How to travel with your dog. 5 things you should Know


Travelling abroad with your pet hasn’t been easier. With universal recognised documentation, vaccination standards and fast tract quarantine times, you can travel with your dog to pretty much anywhere in the world with relative ease. While travelling with your dog is easier than it has ever been, the process is in your favour if you are prepared and have everything in order. To make sure you and your dog are well prepared, and you can enjoy the most out of your trip with your beloved dog, this piece is here to help.

More people are looking to travel with their dog or have the opportunity to move abroad than ever before. With people looking for extravagant trips to the USA, Canada, France and Italy with their dogs, only to name some, there are several important factors and steps you need to consider before it is possible to travel abroad. The factors will help you keep your dog out quarantine for as long as possible or more importantly allow you and your pet into the country.

Before some of the following points are explored it is important to highlight, the requirements may differ slightly from country to country.

Correct Documentation. E.g. Pet Passport

If you are planning on travelling with your dog throughout the 27 countries that make up the European Union or back into an EU member state from further afield, you will need to obtain a pet passport. Different from the traditional passport like we have, a pet passport provides evidence and documentation of vaccinations, microchip and evidence that your dog is fit to travel.

If you do not currently have a pet passport, you will need to obtain one before you travel. They can be easily attained and costs range between £150 and £200, issued within 24 hours of application. If you require further information, it is recommended you speak to your vets’ practise.


Rather than a necessity, this is personal protection for you and your pet.

Similar to when we go on holiday or move abroad, it is recommended investing in a specialist pet travel insurance on top of your original insurance plan.

Insurance will cover the costs in the unfortunate case if your dog has to make an unexpected trip to the vet for urgent treatment or your dog gets lost or stolen. Similar to an insurance policy we may take out, it is more than likely to take into consideration the age, pre-existing condition, vaccinations and the country you are visiting.


Across Europe, the USA and Australia, microchipping your pet is a compulsory measure. Furthermore, under the Pet Travel Scheme, to leave the country with your pet a microchip is a compulsory measure.

Alongside the formalities, microchipping your dog provides you with a level of protection and detection if your dog gets lost or stolen while abroad. As new countries are full of new, exciting or sometimes frightening sites, smells and sounds your dog may get distracted or attracted to something and runoff It is in your best interest to make sure your dog is microchipped and has all the relevant documentation.

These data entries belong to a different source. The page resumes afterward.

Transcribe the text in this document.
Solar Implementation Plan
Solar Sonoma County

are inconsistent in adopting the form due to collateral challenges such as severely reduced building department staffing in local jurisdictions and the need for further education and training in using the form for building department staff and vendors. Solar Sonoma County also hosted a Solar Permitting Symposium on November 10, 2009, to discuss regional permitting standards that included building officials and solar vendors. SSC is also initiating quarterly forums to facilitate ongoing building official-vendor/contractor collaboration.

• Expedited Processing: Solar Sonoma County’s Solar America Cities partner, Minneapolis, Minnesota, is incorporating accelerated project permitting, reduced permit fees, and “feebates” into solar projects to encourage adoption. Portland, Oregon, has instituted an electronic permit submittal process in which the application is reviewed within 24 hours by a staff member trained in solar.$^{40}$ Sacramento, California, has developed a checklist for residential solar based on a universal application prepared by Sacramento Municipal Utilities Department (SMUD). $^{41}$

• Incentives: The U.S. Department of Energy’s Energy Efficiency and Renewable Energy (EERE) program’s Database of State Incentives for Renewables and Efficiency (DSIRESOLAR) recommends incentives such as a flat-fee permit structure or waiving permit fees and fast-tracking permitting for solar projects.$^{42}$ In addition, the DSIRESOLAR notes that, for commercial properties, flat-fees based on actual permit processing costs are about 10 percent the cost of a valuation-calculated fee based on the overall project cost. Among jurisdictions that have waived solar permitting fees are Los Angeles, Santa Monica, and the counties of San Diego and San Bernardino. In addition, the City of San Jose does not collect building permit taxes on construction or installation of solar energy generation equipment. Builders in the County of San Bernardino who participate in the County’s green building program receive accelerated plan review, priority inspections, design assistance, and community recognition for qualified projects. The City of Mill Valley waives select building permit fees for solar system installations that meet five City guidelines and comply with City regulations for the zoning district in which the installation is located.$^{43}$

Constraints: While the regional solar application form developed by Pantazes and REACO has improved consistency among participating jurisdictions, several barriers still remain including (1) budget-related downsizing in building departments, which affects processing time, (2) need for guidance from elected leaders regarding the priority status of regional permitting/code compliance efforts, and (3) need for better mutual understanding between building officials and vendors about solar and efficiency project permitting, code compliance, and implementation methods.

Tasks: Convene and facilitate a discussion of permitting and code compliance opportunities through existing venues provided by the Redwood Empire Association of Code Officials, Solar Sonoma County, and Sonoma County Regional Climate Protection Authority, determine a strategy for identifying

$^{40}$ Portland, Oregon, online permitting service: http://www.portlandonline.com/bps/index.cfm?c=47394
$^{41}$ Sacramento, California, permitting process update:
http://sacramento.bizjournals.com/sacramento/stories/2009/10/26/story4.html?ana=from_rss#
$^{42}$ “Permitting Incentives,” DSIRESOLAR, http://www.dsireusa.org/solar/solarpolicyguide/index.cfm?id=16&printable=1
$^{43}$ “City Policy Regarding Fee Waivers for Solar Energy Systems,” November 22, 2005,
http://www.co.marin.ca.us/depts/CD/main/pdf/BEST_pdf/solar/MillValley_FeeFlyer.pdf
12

On your travels, it is important to carry a copy of the certificate and relevant information to your dog’s microchip.

Up to date vet records.

While this is not a formal requirement, it is in your best interest to have the necessary documentation of your pet’s veterinary records. Although your pet’s records will be tied to their Pet Passport, having a physical copy to hand will speed up the process with the authorities or veterinary clinics if needed


Under the DEFRA guidelines for pet travel, your dog must be vaccinated against rabies and fully kept up to date with regular boosters. After the most recent booster, you must wait 21 days until your dog can travel abroad. This is a mandatory requirement your dog must meet before it is allowed and signed off by a vet to travel in or around Europe. If you are going further afield, you must make sure you are meeting the relevant requirements as they differ from country to country.